The Phnom Penh Municipal Court tried the former manager of local radio and TV station SEATV on breach of trust charges for allegedly inflating payroll and other expenditures and pocketing the excess to the tune of more than $4 million.
Defendant Sem Savanndeth, the former director-general of Southeast Asia Radio and TV Station, did not attend the trial due to health problems, his lawyer said. Mr Savanndeth is incarcerated in PJ Prison and was reportedly too sick to attend his trial Tuesday.
The complainant in the case, SEATV CEO Kao Kim Hourn, a CPP secretary of state at the Foreign Affairs Ministry, was not in court either.

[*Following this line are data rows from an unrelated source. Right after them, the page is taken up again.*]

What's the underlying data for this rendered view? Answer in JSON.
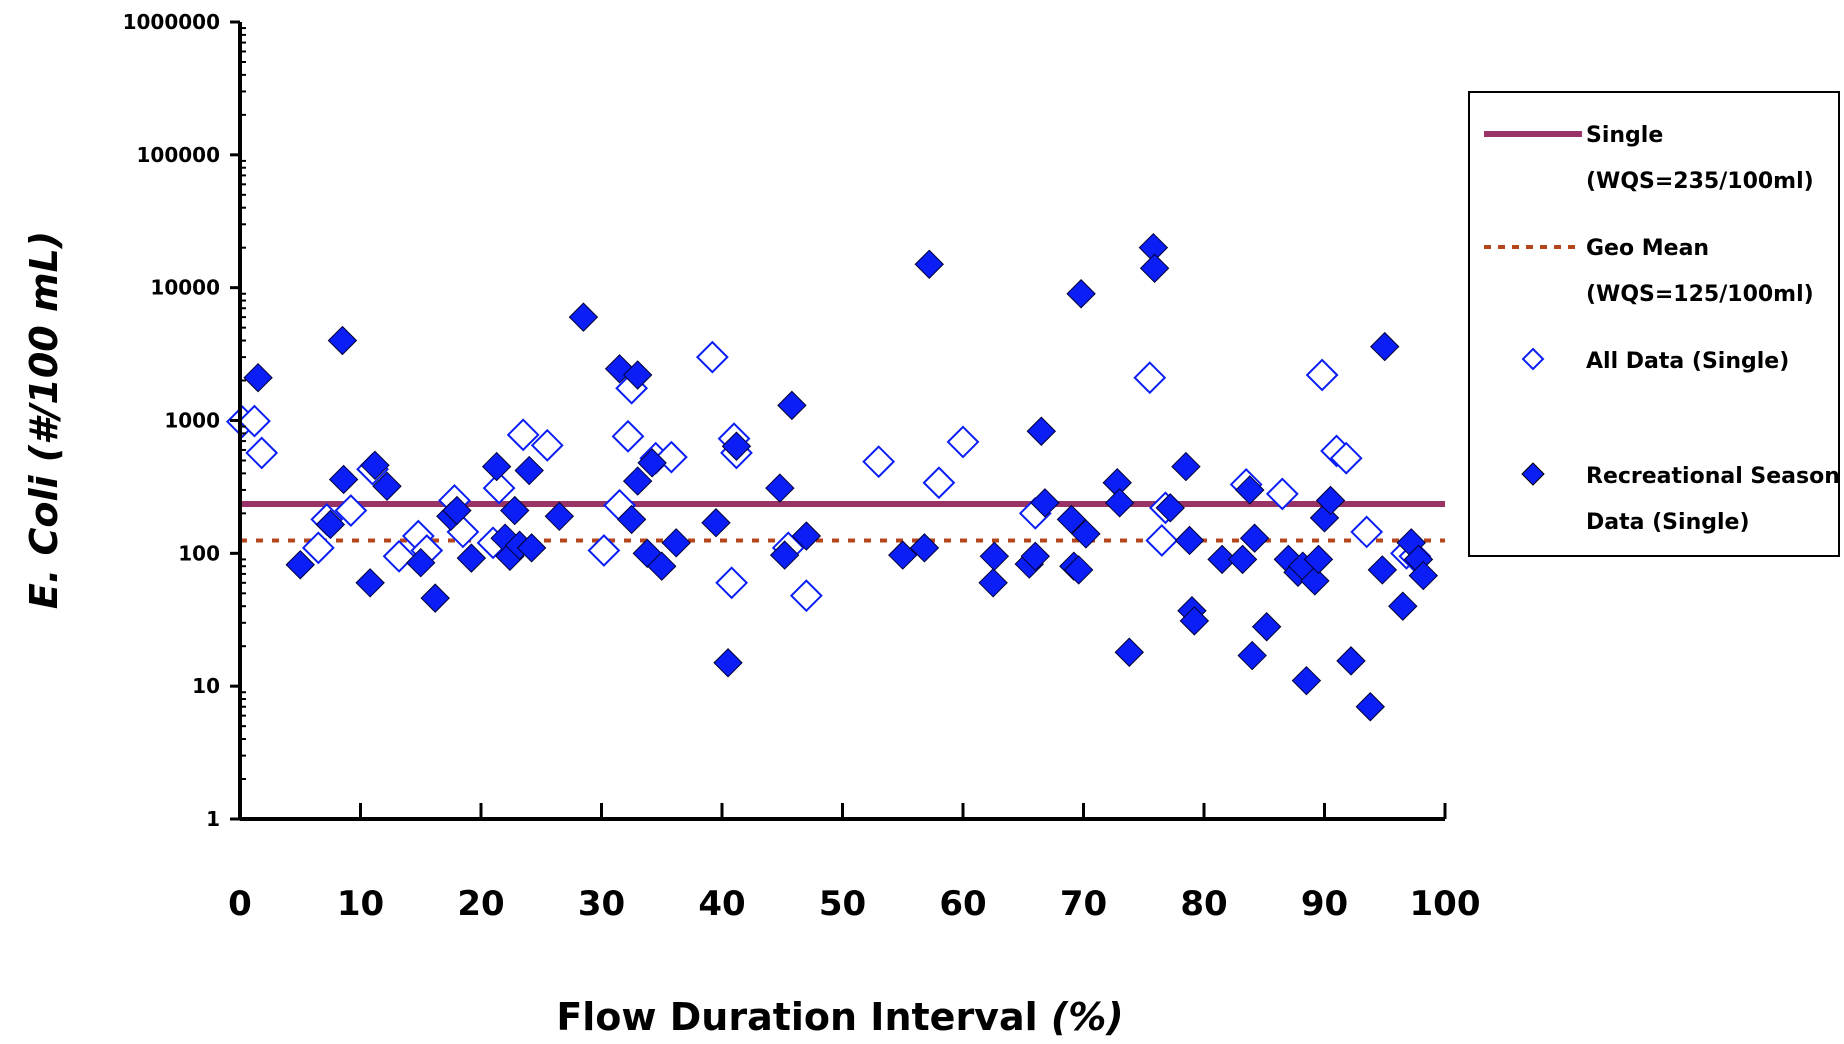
{
  "chart_data": {
    "type": "scatter",
    "ylabel": "E. Coli (#/100 mL)",
    "xlabel_main": "Flow Duration Interval ",
    "xlabel_unit": "(%)",
    "xlim": [
      0,
      100
    ],
    "ylim": [
      1,
      1000000
    ],
    "yscale": "log",
    "x_ticks": [
      "0",
      "10",
      "20",
      "30",
      "40",
      "50",
      "60",
      "70",
      "80",
      "90",
      "100"
    ],
    "y_ticks": [
      "1",
      "10",
      "100",
      "1000",
      "10000",
      "100000",
      "1000000"
    ],
    "grid": false,
    "legend_position": "right",
    "colors": {
      "single": "#993366",
      "geo_mean": "#b5451b",
      "points": "#0a1ef5"
    },
    "legend": {
      "single_line1": "Single",
      "single_line2": "(WQS=235/100ml)",
      "geo_line1": "Geo Mean",
      "geo_line2": "(WQS=125/100ml)",
      "all_data": "All Data (Single)",
      "rec_line1": "Recreational Season",
      "rec_line2": "Data (Single)"
    },
    "reference_lines": [
      {
        "name": "Single (WQS=235/100ml)",
        "y": 235,
        "style": "solid"
      },
      {
        "name": "Geo Mean (WQS=125/100ml)",
        "y": 125,
        "style": "dotted"
      }
    ],
    "series": [
      {
        "name": "All Data (Single)",
        "marker": "open-diamond",
        "points": [
          [
            0.2,
            980
          ],
          [
            1.2,
            990
          ],
          [
            1.8,
            570
          ],
          [
            6.5,
            110
          ],
          [
            7.2,
            180
          ],
          [
            9.2,
            210
          ],
          [
            11,
            430
          ],
          [
            13.2,
            95
          ],
          [
            14.8,
            135
          ],
          [
            15.5,
            105
          ],
          [
            17.8,
            250
          ],
          [
            18.5,
            145
          ],
          [
            21,
            120
          ],
          [
            21.5,
            310
          ],
          [
            23.5,
            780
          ],
          [
            25.5,
            650
          ],
          [
            30.2,
            105
          ],
          [
            31.5,
            230
          ],
          [
            32.2,
            760
          ],
          [
            32.5,
            1750
          ],
          [
            34.5,
            520
          ],
          [
            35.8,
            530
          ],
          [
            39.2,
            3000
          ],
          [
            41,
            730
          ],
          [
            41.2,
            570
          ],
          [
            40.8,
            60
          ],
          [
            45.5,
            110
          ],
          [
            47,
            48
          ],
          [
            53,
            490
          ],
          [
            58,
            340
          ],
          [
            60,
            690
          ],
          [
            66,
            200
          ],
          [
            75.5,
            2100
          ],
          [
            76.5,
            125
          ],
          [
            76.8,
            220
          ],
          [
            83.5,
            330
          ],
          [
            86.5,
            280
          ],
          [
            89.8,
            2200
          ],
          [
            91,
            590
          ],
          [
            91.8,
            520
          ],
          [
            93.5,
            145
          ],
          [
            96.8,
            100
          ],
          [
            97.5,
            95
          ]
        ]
      },
      {
        "name": "Recreational Season Data (Single)",
        "marker": "filled-diamond",
        "points": [
          [
            1.5,
            2100
          ],
          [
            5,
            82
          ],
          [
            7.5,
            165
          ],
          [
            8.5,
            4000
          ],
          [
            8.6,
            360
          ],
          [
            10.8,
            60
          ],
          [
            11.2,
            460
          ],
          [
            12.2,
            320
          ],
          [
            15,
            85
          ],
          [
            16.2,
            46
          ],
          [
            17.5,
            190
          ],
          [
            18,
            210
          ],
          [
            19.2,
            92
          ],
          [
            21.3,
            450
          ],
          [
            22,
            130
          ],
          [
            22.4,
            95
          ],
          [
            22.8,
            210
          ],
          [
            23.2,
            115
          ],
          [
            24,
            420
          ],
          [
            24.2,
            110
          ],
          [
            26.5,
            190
          ],
          [
            28.5,
            6000
          ],
          [
            31.5,
            2450
          ],
          [
            32.5,
            180
          ],
          [
            33,
            2200
          ],
          [
            33,
            350
          ],
          [
            33.8,
            100
          ],
          [
            34.2,
            480
          ],
          [
            35,
            80
          ],
          [
            36.2,
            120
          ],
          [
            39.5,
            170
          ],
          [
            40.5,
            15
          ],
          [
            41.2,
            640
          ],
          [
            44.8,
            310
          ],
          [
            45.2,
            97
          ],
          [
            45.8,
            1300
          ],
          [
            47,
            135
          ],
          [
            55,
            97
          ],
          [
            56.8,
            110
          ],
          [
            57.2,
            15000
          ],
          [
            62.5,
            60
          ],
          [
            62.6,
            95
          ],
          [
            65.5,
            83
          ],
          [
            66,
            95
          ],
          [
            66.5,
            830
          ],
          [
            66.8,
            240
          ],
          [
            69,
            180
          ],
          [
            69.2,
            80
          ],
          [
            69.6,
            75
          ],
          [
            69.8,
            9000
          ],
          [
            70.2,
            140
          ],
          [
            72.8,
            340
          ],
          [
            73,
            240
          ],
          [
            73.8,
            18
          ],
          [
            75.8,
            20000
          ],
          [
            75.9,
            14000
          ],
          [
            77.2,
            220
          ],
          [
            78.5,
            450
          ],
          [
            78.8,
            125
          ],
          [
            79,
            37
          ],
          [
            79.2,
            31
          ],
          [
            81.5,
            90
          ],
          [
            83.2,
            90
          ],
          [
            83.8,
            300
          ],
          [
            84,
            17
          ],
          [
            84.2,
            130
          ],
          [
            85.2,
            28
          ],
          [
            87,
            90
          ],
          [
            87.8,
            72
          ],
          [
            88.2,
            80
          ],
          [
            88.5,
            11
          ],
          [
            89.2,
            62
          ],
          [
            89.5,
            90
          ],
          [
            90,
            185
          ],
          [
            90.5,
            250
          ],
          [
            92.2,
            15.5
          ],
          [
            93.8,
            7
          ],
          [
            94.8,
            75
          ],
          [
            95,
            3600
          ],
          [
            96.5,
            40
          ],
          [
            97.2,
            120
          ],
          [
            97.8,
            90
          ],
          [
            98.2,
            68
          ]
        ]
      }
    ]
  }
}
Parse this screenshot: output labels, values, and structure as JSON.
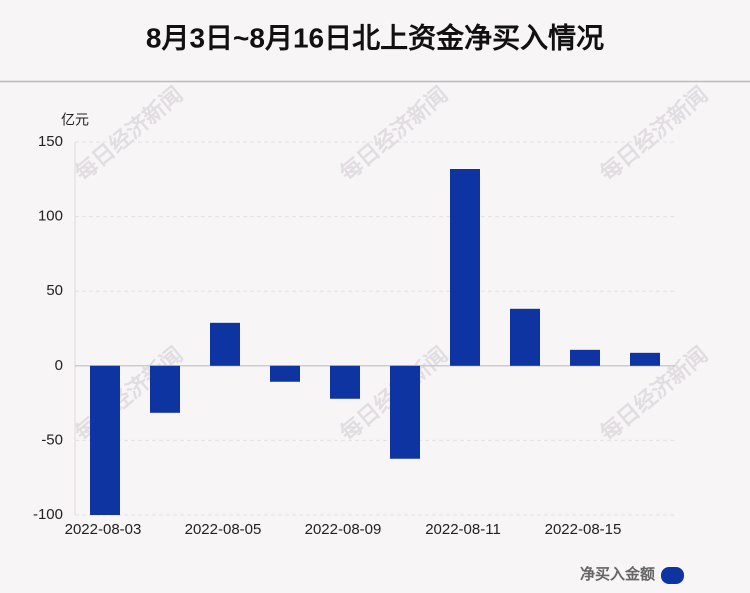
{
  "chart_data": {
    "type": "bar",
    "title": "8月3日~8月16日北上资金净买入情况",
    "y_label": "亿元",
    "watermark": "每日经济新闻",
    "categories": [
      "2022-08-03",
      null,
      "2022-08-05",
      null,
      "2022-08-09",
      null,
      "2022-08-11",
      null,
      "2022-08-15",
      null
    ],
    "series": [
      {
        "name": "净买入金额",
        "color": "#0d34a0",
        "values": [
          -100,
          -31.5,
          28.8,
          -10.7,
          -22.1,
          -62.3,
          131.9,
          38.2,
          10.7,
          8.7
        ]
      }
    ],
    "ylim": [
      -100,
      150
    ],
    "yticks": [
      -100,
      -50,
      0,
      50,
      100,
      150
    ],
    "grid": true,
    "legend": "bottom-right"
  }
}
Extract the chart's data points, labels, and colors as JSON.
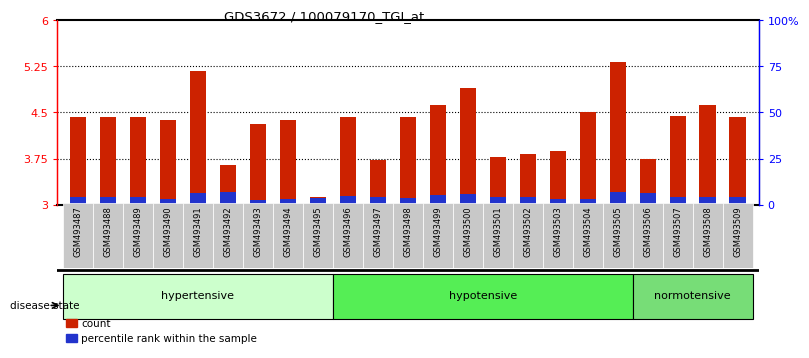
{
  "title": "GDS3672 / 100079170_TGI_at",
  "samples": [
    "GSM493487",
    "GSM493488",
    "GSM493489",
    "GSM493490",
    "GSM493491",
    "GSM493492",
    "GSM493493",
    "GSM493494",
    "GSM493495",
    "GSM493496",
    "GSM493497",
    "GSM493498",
    "GSM493499",
    "GSM493500",
    "GSM493501",
    "GSM493502",
    "GSM493503",
    "GSM493504",
    "GSM493505",
    "GSM493506",
    "GSM493507",
    "GSM493508",
    "GSM493509"
  ],
  "count_values": [
    4.42,
    4.42,
    4.42,
    4.38,
    5.17,
    3.65,
    4.32,
    4.38,
    3.12,
    4.42,
    3.73,
    4.42,
    4.62,
    4.9,
    3.78,
    3.82,
    3.88,
    4.5,
    5.32,
    3.75,
    4.45,
    4.62,
    4.42
  ],
  "percentile_values": [
    0.12,
    0.13,
    0.13,
    0.09,
    0.18,
    0.2,
    0.08,
    0.09,
    0.1,
    0.14,
    0.12,
    0.1,
    0.15,
    0.17,
    0.13,
    0.12,
    0.09,
    0.09,
    0.2,
    0.19,
    0.13,
    0.13,
    0.13
  ],
  "groups": [
    {
      "label": "hypertensive",
      "start": 0,
      "end": 8,
      "color": "#ccffcc"
    },
    {
      "label": "hypotensive",
      "start": 9,
      "end": 18,
      "color": "#55ee55"
    },
    {
      "label": "normotensive",
      "start": 19,
      "end": 22,
      "color": "#77dd77"
    }
  ],
  "bar_color": "#cc2200",
  "percentile_color": "#2233cc",
  "ylim_left": [
    3.0,
    6.0
  ],
  "ylim_right": [
    0,
    100
  ],
  "yticks_left": [
    3.0,
    3.75,
    4.5,
    5.25,
    6.0
  ],
  "yticks_right": [
    0,
    25,
    50,
    75,
    100
  ],
  "yticklabels_right": [
    "0",
    "25",
    "50",
    "75",
    "100%"
  ],
  "grid_values": [
    3.75,
    4.5,
    5.25
  ],
  "bar_width": 0.55,
  "baseline": 3.0,
  "bg_color": "#ffffff",
  "tick_label_bg": "#c8c8c8"
}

Mr Savanndeth, who was arrested in October, is alleged by Mr Kim Hourn to have stolen vast sums from the payroll of the broadcaster and to have collected funds on invoices for equipment that was never purchased and construction work that never occurred, Deputy Prosecutor Plang Sophal said in court.
Mr Sophal said Mr Savanndeth’s position allowed him to steal the money without oversight.
“Mr Savanndeth managed the case. Who cheated the money? He did,” the deputy prosecutor argued.
More than 10 SEATV employees testified that they received less money than was accounted for on payroll ledgers shown to them during the investigation.
Though Mr Savanndeth did not attend the trial, a clerk read his interview with investigating judges to the court.
According to that testimony, Mr Savanndeth said that his superior, Mr Kim Hourn, was well aware of all expenditures being made at SEATV and had approved all invoices and payroll documents, and that and Mr Kim Hourn was therefore as responsible as he for the massive theft of cash from the company.
“Mr Kim Hourn accused me of cheating him, but it is not true,” Mr Savanndeth said in his testimony.
Mr Savanndeth’s lawyer, Vong Pheakdey, also dismissed the court testimony of the SEATV employees as not credible.
“All of the witnesses are working under Mr Kim Hourn’s authority, so they could not say Mr Kim Hourn was a bad person,” Mr Pheakdey said.
Mr Pheakdey also requested that the judge order a full reinvestigation of the facts of the case.
Mr Kim Hourn’s lawyer Ing Kerya said that his client had originally demanded $7 million in restitution and damages from Mr Savanndeth, but had since reduced that amount to around $4 million.
“Mr Savanndeth bought equipment for SEATV but did not follow procedure,” Mr Kerya said.
Judge Oeung Seang said a verdict for the case will be announced on May 18.